Le combat des Vertbaudet, c’est la révolte de toutes
les invisibles. Il faut lire leur récit. À l’usine dès 4 h 45, toujours
debout pour tester, emballer, déplacer
poussettes et autres gigoteuses commandées en ligne. Le corps vite usé. Et, malgré tous les efforts, des fins de
mois dans le rouge. Pendant le confinement, ces travailleuses de « deuxième ligne » étaient portées aux nues par Emmanuel Macron, qui les a vite oubliées, et ne pipe mot depuis. Leur lutte relève aujourd’hui de la justice sociale la plus élémentaire. Mais aussi de la simple
dignité humaine.
À l’image des femmes de chambre de l’hôtel Ibis, les
révoltées de Vertbaudet sont un caillou dans les rouages de l’exploitation.

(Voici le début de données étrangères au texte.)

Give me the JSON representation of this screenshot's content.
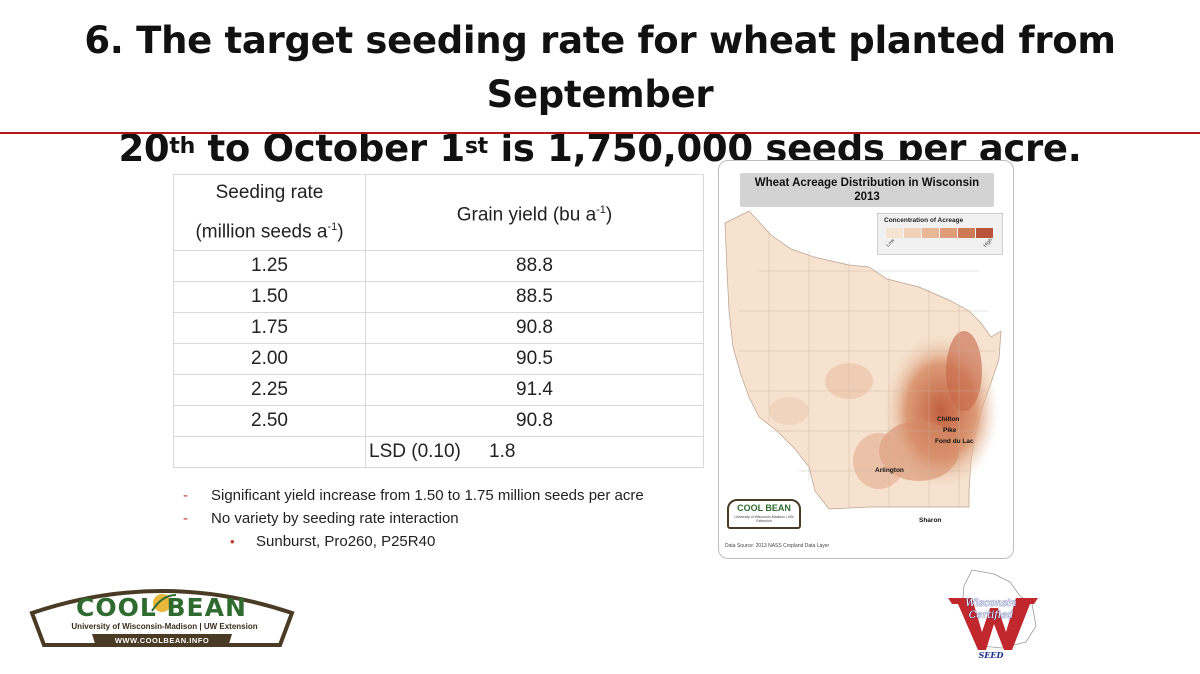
{
  "title": {
    "line1": "6. The target seeding rate for wheat planted from September",
    "line2_a": "20",
    "line2_sup1": "th",
    "line2_b": " to October 1",
    "line2_sup2": "st",
    "line2_c": " is 1,750,000 seeds per acre."
  },
  "table": {
    "header_col1_line1": "Seeding rate",
    "header_col1_line2": "(million seeds a",
    "header_col1_sup": "-1",
    "header_col1_close": ")",
    "header_col2": "Grain yield (bu a",
    "header_col2_sup": "-1",
    "header_col2_close": ")",
    "rows": [
      {
        "rate": "1.25",
        "yield": "88.8"
      },
      {
        "rate": "1.50",
        "yield": "88.5"
      },
      {
        "rate": "1.75",
        "yield": "90.8"
      },
      {
        "rate": "2.00",
        "yield": "90.5"
      },
      {
        "rate": "2.25",
        "yield": "91.4"
      },
      {
        "rate": "2.50",
        "yield": "90.8"
      }
    ],
    "lsd_label": "LSD (0.10)",
    "lsd_value": "1.8"
  },
  "notes": {
    "dash": "-",
    "bullet": "•",
    "item1": "Significant yield increase from 1.50 to 1.75 million seeds per acre",
    "item2": "No variety by seeding rate interaction",
    "subitem": "Sunburst, Pro260, P25R40"
  },
  "map": {
    "title_line1": "Wheat Acreage Distribution in Wisconsin",
    "title_line2": "2013",
    "legend_title": "Concentration of Acreage",
    "legend_low": "Low",
    "legend_high": "High",
    "legend_colors": [
      "#f6e4d2",
      "#f0d0b6",
      "#e8b896",
      "#de9c78",
      "#cf7a57",
      "#b8553a"
    ],
    "cities": [
      "Chilton",
      "Pike",
      "Fond du Lac",
      "Arlington",
      "Sharon"
    ],
    "source": "Data Source: 2013 NASS Cropland Data Layer",
    "mini_logo": "COOL BEAN",
    "mini_logo_sub": "University of Wisconsin-Madison | UW Extension"
  },
  "logo": {
    "name": "COOL BEAN",
    "subtitle": "University of Wisconsin-Madison | UW Extension",
    "url": "WWW.COOLBEAN.INFO"
  },
  "wcs_logo": {
    "line1": "Wisconsin",
    "line2": "Certified",
    "seed": "SEED"
  },
  "colors": {
    "rule": "#b01c1c",
    "bullet": "#c0392b",
    "logo_green": "#2f6b2f",
    "logo_brown": "#4a3b25",
    "wcs_red": "#c0282d",
    "wcs_blue": "#1a2f8a"
  }
}
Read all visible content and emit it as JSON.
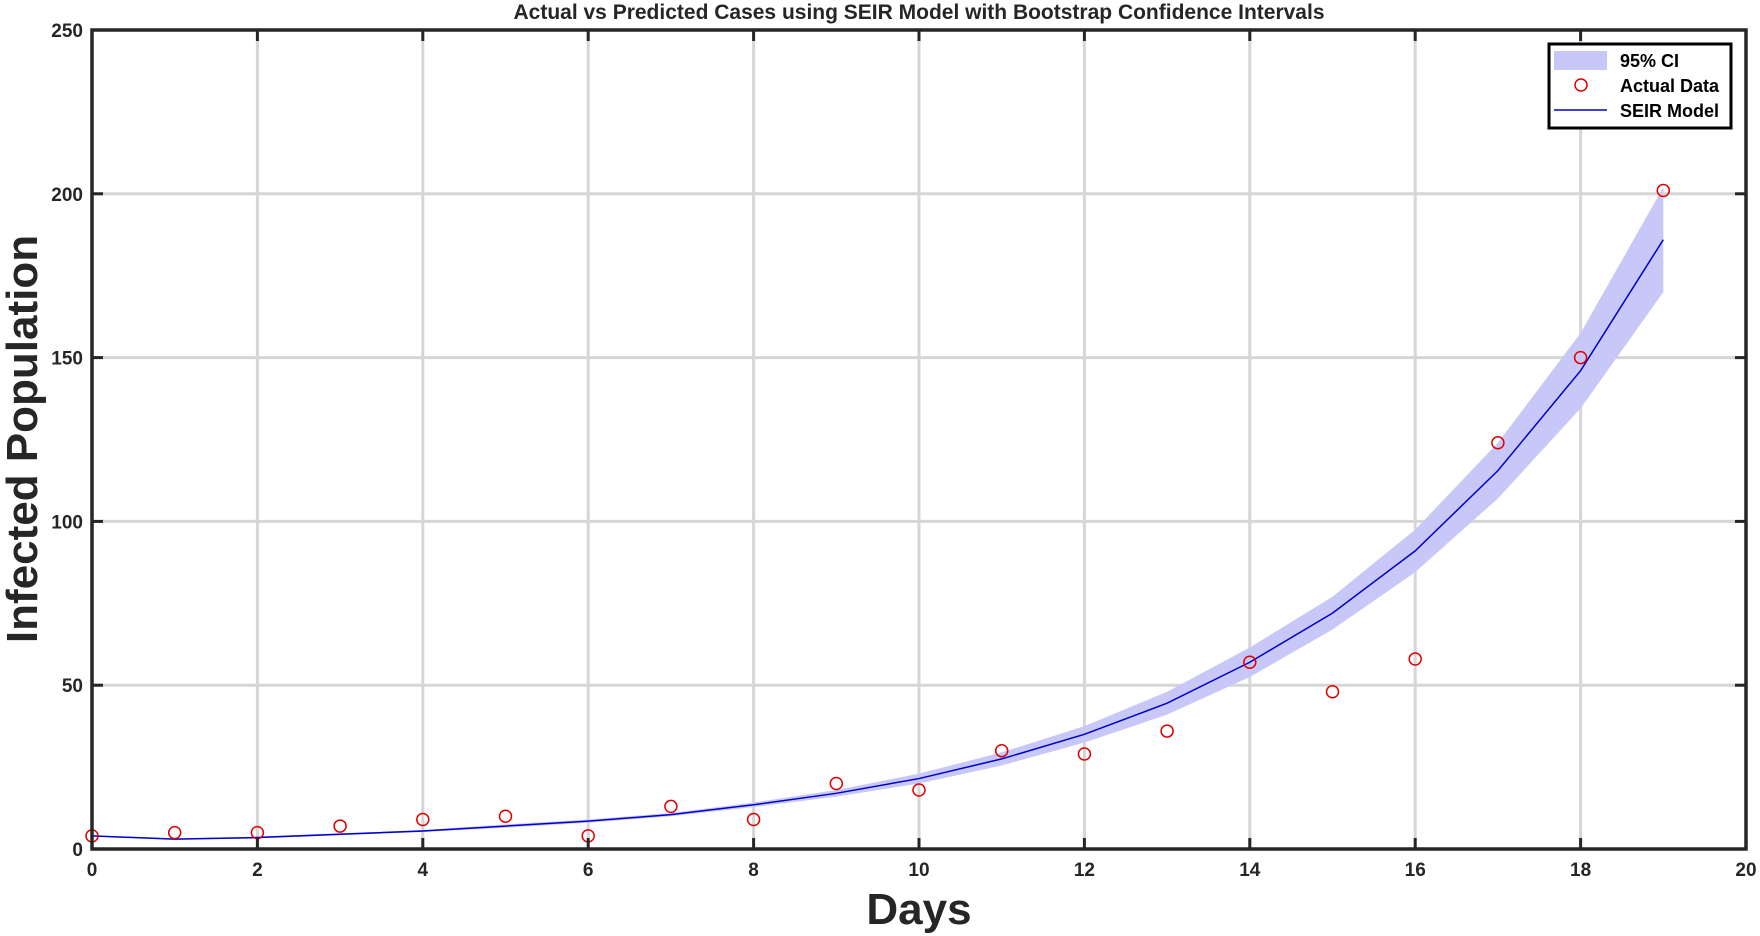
{
  "chart_data": {
    "type": "line",
    "title": "Actual vs Predicted Cases using SEIR Model with Bootstrap Confidence Intervals",
    "xlabel": "Days",
    "ylabel": "Infected Population",
    "xlim": [
      0,
      20
    ],
    "ylim": [
      0,
      250
    ],
    "xticks": [
      0,
      2,
      4,
      6,
      8,
      10,
      12,
      14,
      16,
      18,
      20
    ],
    "yticks": [
      0,
      50,
      100,
      150,
      200,
      250
    ],
    "grid": true,
    "legend_position": "top-right",
    "legend": [
      "95% CI",
      "Actual Data",
      "SEIR Model"
    ],
    "series": [
      {
        "name": "SEIR Model",
        "kind": "line",
        "color": "#0000cc",
        "x": [
          0,
          1,
          2,
          3,
          4,
          5,
          6,
          7,
          8,
          9,
          10,
          11,
          12,
          13,
          14,
          15,
          16,
          17,
          18,
          19
        ],
        "y": [
          4,
          3,
          3.5,
          4.5,
          5.5,
          7,
          8.5,
          10.5,
          13.5,
          17,
          21.5,
          27.5,
          35,
          44.5,
          57,
          72,
          91,
          115.5,
          146,
          186
        ]
      },
      {
        "name": "Actual Data",
        "kind": "scatter",
        "color": "#e00000",
        "x": [
          0,
          1,
          2,
          3,
          4,
          5,
          6,
          7,
          8,
          9,
          10,
          11,
          12,
          13,
          14,
          15,
          16,
          17,
          18,
          19
        ],
        "y": [
          4,
          5,
          5,
          7,
          9,
          10,
          4,
          13,
          9,
          20,
          18,
          30,
          29,
          36,
          57,
          48,
          58,
          124,
          150,
          201
        ]
      },
      {
        "name": "95% CI",
        "kind": "band",
        "color": "#c8c8f8",
        "x": [
          0,
          1,
          2,
          3,
          4,
          5,
          6,
          7,
          8,
          9,
          10,
          11,
          12,
          13,
          14,
          15,
          16,
          17,
          18,
          19
        ],
        "lower": [
          3.8,
          2.8,
          3.2,
          4.2,
          5.2,
          6.5,
          8,
          10,
          12.8,
          16,
          20,
          25.5,
          32.5,
          41,
          52.5,
          67,
          84.5,
          107,
          134.5,
          170
        ],
        "upper": [
          4.2,
          3.2,
          3.8,
          4.8,
          5.8,
          7.5,
          9,
          11,
          14.2,
          18,
          23,
          29.5,
          37.5,
          48,
          61.5,
          77,
          97.5,
          124,
          157.5,
          202
        ]
      }
    ]
  }
}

Depuis la reprise en 2021 de l’enseigne de puériculture par le fonds Equistone
Partners Europe, dirigé par Édouard Fillon – le fils de l’ancien premier
ministre –, l’ambiance s’est durcie, la pression accentuée. Les nouveaux
actionnaires, logique financière en bandoulière, pensaient marcher sur ces
travailleuses, imposer, fût-ce à la force des matraques, leurs primes en guise
de récompense. Tout faux. Confrontée à la solidarité des grévistes et leur
exigence résolue de vivre décemment de leur travail, la direction, longtemps
inflexible, se voit désormais contrainte d’ouvrir des négociations salariales.
Un début de reconnaissance pour les Vertbaudet. Qui pourrait bien « ouvrir les yeux » à beaucoup d’autres.